For the past few weeks I have been away from my novel.  This is not laziness; this is how novels are made.  You send a draft off, and you put the novel Away.  If you read it, pick at it, worry over it, you'll never see it fresh, and without seeing it fresh you can't evaluate it properly, and if you can't evaluate it, you can't make it better.

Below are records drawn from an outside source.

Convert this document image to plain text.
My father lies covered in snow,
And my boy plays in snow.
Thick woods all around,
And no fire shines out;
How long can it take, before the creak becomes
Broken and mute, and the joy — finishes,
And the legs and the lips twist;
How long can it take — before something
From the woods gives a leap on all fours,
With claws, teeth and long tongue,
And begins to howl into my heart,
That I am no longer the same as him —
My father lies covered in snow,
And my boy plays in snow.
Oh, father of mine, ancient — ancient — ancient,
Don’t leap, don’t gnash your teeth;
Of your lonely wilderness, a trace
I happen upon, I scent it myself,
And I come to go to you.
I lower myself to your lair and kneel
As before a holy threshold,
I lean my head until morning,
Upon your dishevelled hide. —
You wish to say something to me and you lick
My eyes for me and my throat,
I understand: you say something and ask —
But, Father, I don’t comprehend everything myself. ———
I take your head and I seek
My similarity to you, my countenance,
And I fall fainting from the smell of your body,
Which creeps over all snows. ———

Now, there was really nothing stopping me from immediately starting work on another novel while the one I was working on rested, but my excuses were these: 1) the next novel will either be a sequel to this one, or what I'm calling my "Egypt book."  (I never have proper titles until the very end, because I suck at titles.  Once one of my novels had its title changed post-production on the advice of the sales department.  I'm not kidding.  It was a good change, too.) 2) I can't work on the sequel to this novel (either the "Ada book" or the "England book" depending on whether you're talking to me or my editor) until I know how this novel ends (I tried that once and it really didn't work).  3) I can't work on the "Egypt book" until I've finished the research for it, or at least gotten farther than I have (this may be a spurious reason).  4) I can't work on the "Egypt book" because it takes place in England/Egypt in the 1920s and the "England book" takes place in England during WWII, and those two settings are simultaneously too close and too different for me to hold in my head at once.

4) is the real reason for not working on the Egypt book.  I have found I can easily go back and forth between, say, The Appalachian Trail during the present day, and WWII France.  I can also shuttle between present time/anonymous American place, and France during the age of Marie Antoinette.  Those are seismic shifts.  You won't muddle the details.  But English society changed a lot in the 17 years between my Egypt book and my England book; the changes are important, yet relatively subtle, and I struggle to hold them in my head at the same time.

That, and I liked having a few weeks off.

What I liked even better, however, was my super-wonderful editor's fast and wholly lovely response to this draft.  She started her email out WOW.  It's hard to imagine a better opening word than WOW.  Even if she had gone on to make a lot of big change suggestions (a favorite of mine, from another novel, was her casual, "I'm not sure first person is the best voice for this.  Let's try it in third."), which she didn't, I'd still be pretty tickled about WOW.

Anne Lamott is a writer I mostly adore, but she does one thing that makes me crazy:  she repeats, ad infinitum, that writers need to cut half the words from their first draft to their second.  I'm sure this is how Anne works, and judging by the results, it's a good system for her.  It is not how I work, not at all.  I add scenes throughout, over and over, layering the story so that each draft gets longer and more complex.  You'd be surprised by what I lever into my manuscripts, if I ever let you see them at their raw, just-hatched stage.

So I'm off to get down to my real work.  I leave you with this line from Kevin Henke's classic Lily's Purple Plastic Purse:  "Wow.  That was just about all [s]he could say.  WOW."